Another area of adjustment that the defendant persuaded the court on were several items should have been charged to Mr. MacDonald that were not, probably because the individual items were not brought to Mr. Klucznik's attention. The court is satisfied that the following items require an adjustment as the defendant satisfied the court on each item: Check #1015 ($10.00), #1053 ($106.00), #1061 ($360.00), #1807 ($100.00), #1109 ($300.00), #1147 ($400.00), #1156 ($63.00), #1157 ($150.00), #181 ($182.50), #1323 ($578.00), #1326 ($420.00), #1294 ($70.00), #1351 ($8.00), #1374 ($200.00), #1375 ($300). Total $3,247.50. This requires a deduction of $1,623.75.

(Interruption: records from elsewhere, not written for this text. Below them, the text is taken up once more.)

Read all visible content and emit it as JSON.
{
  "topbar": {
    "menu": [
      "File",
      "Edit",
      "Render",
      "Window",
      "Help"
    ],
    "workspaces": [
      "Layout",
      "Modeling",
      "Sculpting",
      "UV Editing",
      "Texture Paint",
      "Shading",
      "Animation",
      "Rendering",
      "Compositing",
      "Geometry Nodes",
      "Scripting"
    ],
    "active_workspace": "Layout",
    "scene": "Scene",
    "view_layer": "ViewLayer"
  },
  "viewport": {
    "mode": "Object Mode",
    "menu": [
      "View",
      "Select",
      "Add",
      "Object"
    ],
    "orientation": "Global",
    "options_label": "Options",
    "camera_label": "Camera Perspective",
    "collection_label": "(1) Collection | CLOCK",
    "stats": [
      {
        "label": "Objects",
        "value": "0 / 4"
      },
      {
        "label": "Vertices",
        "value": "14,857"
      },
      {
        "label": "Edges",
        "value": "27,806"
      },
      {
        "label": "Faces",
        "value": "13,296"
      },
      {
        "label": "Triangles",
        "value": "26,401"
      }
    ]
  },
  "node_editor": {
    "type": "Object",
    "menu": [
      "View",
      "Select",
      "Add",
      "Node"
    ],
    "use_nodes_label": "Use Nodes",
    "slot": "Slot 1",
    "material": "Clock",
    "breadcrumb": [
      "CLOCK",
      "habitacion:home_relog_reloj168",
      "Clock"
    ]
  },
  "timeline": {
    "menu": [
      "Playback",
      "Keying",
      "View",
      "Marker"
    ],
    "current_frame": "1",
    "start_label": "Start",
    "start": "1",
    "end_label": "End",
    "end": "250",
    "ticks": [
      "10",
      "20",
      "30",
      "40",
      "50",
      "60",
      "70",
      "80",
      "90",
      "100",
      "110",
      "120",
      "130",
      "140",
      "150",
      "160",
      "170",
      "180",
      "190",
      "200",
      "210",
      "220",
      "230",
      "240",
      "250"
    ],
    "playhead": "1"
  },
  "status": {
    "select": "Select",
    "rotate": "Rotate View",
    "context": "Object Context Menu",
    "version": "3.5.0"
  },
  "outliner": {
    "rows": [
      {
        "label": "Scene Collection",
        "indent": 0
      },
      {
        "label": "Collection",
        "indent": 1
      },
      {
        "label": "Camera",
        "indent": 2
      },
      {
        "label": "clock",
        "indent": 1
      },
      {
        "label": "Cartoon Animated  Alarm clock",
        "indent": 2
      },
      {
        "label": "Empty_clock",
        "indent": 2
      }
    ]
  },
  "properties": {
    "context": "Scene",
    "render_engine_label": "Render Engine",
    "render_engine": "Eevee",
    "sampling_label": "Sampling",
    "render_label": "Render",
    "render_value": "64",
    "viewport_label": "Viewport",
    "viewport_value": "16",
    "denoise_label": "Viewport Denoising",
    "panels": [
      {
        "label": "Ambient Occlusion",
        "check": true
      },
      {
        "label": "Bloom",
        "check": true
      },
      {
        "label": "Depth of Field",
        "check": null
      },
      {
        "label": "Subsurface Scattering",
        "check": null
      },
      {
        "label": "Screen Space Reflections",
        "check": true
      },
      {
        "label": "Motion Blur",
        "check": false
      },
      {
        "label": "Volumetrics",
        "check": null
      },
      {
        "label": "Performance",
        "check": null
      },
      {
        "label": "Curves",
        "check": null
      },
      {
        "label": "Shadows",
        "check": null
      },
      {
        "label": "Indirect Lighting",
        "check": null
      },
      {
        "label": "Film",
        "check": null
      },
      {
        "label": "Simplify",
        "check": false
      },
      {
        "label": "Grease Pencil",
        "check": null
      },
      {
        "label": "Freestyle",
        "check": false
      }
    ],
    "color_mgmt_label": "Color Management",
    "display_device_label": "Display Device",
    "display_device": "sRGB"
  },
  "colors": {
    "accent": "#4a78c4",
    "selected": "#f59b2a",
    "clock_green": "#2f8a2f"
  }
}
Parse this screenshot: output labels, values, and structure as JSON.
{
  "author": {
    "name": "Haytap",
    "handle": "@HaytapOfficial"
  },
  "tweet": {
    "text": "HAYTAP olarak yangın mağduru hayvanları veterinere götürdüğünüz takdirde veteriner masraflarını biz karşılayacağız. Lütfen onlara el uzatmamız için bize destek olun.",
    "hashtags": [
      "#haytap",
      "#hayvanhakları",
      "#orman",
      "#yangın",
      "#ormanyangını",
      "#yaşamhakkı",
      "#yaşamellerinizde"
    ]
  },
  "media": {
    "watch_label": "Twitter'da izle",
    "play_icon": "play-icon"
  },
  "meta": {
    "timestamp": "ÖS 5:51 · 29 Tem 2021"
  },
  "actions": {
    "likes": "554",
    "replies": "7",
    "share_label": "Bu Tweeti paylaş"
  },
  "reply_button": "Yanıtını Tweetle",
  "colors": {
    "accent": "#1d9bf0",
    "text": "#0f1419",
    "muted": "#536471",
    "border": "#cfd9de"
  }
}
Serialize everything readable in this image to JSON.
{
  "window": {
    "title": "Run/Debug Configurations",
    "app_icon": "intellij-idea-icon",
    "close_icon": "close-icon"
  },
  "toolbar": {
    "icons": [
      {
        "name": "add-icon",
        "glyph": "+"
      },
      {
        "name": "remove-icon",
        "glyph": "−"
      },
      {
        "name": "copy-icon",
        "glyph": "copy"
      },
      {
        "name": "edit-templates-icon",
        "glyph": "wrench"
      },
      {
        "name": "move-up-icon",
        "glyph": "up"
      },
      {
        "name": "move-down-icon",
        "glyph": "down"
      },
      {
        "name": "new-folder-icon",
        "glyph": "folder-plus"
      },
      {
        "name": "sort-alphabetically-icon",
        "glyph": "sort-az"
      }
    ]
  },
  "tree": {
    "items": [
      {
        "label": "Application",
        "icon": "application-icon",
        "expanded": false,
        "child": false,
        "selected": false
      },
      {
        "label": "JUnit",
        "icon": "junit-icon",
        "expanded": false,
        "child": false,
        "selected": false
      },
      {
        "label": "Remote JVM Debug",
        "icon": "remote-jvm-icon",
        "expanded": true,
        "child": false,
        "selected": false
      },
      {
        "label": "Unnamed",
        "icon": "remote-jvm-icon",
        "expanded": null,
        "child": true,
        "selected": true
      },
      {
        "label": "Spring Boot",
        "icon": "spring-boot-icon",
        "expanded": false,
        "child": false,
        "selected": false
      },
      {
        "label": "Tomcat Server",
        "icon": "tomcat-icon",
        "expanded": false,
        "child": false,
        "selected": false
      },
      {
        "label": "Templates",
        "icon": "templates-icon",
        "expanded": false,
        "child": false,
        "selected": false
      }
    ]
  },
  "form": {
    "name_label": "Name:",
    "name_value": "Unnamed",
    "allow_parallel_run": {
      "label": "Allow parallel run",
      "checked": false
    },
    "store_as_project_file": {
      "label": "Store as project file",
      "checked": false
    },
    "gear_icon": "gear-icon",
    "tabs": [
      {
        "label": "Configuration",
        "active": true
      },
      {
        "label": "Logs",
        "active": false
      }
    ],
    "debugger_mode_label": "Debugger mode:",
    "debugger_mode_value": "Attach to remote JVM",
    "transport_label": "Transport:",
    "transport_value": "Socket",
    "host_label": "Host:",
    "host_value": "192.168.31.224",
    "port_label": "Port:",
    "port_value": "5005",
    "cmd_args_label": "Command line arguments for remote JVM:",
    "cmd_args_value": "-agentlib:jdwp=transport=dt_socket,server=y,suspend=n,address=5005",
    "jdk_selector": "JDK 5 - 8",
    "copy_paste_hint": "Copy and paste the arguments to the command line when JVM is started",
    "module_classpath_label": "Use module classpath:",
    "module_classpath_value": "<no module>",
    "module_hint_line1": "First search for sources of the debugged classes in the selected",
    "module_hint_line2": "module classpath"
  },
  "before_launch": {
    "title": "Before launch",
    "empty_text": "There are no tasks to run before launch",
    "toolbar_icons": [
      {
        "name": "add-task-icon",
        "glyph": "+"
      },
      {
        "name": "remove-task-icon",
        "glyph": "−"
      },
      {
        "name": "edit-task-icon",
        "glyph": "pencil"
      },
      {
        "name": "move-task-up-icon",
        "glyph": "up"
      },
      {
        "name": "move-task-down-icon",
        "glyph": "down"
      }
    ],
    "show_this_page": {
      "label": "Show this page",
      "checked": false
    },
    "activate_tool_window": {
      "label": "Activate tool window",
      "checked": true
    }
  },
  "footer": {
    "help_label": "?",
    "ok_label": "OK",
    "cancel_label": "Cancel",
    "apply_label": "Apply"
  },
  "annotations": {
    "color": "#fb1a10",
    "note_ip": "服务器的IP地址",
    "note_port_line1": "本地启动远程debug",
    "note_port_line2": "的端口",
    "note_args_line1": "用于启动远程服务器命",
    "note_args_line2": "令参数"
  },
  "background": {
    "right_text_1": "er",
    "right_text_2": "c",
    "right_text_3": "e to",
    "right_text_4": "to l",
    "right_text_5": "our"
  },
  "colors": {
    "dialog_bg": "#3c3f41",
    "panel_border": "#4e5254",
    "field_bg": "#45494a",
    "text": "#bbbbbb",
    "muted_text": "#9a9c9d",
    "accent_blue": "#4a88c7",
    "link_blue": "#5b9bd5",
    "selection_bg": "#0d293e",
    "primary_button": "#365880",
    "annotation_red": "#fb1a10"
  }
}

As to the monies received by Mr. Chavez from Colonial Realty, the court finds on the state of the evidence that it is more likely than not that this money was part of a separate arrangement as opposed to fees earned by the Revco partnership. In any event, the plaintiff failed to satisfy his burden of proof that these were fees earned and hence is not entitled to any adjustment on this claim.
As to the furniture in dispute, the court notes that the parties in their formation of the partnership intended to file a listing of furniture that was to be dedicated to the partnership and become a part of the partnership assets. What CT Page 3877 did happen instead was that there were a number of items that were used by the partnership over its lifetime. It might well be that this would be a sufficient basis for the items being treated as a partnership asset on a defacto basis. In any event, neither party provided the court with a factual basis for which the court could conclude that any adjustments were due here. The major item of value in this category was the computer which was removed by Mr. MacDonald upon his withdrawing from the partnership. However, the court was not given any evidence as to its value on the date of taking and hence has no legal basis for making an adjustment. The court notes that this is probably not inequitable, in any event, since the note which the plaintiff paid off on this item may very well have approximated its value.
The court is also satisfied that an adjustment is required for the management fees collected by Mr. McDonald for work done by Revco for its work performed prior to December 1, 1988. The court is satisfied based on Mr. Chavez's examination of Mr. MacDonald that it was proven by a fair preponderance of the evidence that the outstanding fees due were collected. Those amounts due are as set forth in defendant's Exhibit Q, as the court found Mr. Chavez's testimony credible on this issue. The maintenance fees are not included as the court is not satisfied that these were in fact collected by Mr. MacDonald. The court finds that Mr. MacDonald collected $14,732.80 in management fees due Revco and thus an adjustment of $7,366.40 is required.
In summary, the figure of $49,360.00 requires adjustments in Mr. Chavez's favor as follows: $677.98; $1,623.75; $7,366.40 a total of $9,668.13 resulting in a figure of $39,691.87 due Mr. MacDonald from Mr. Chavez.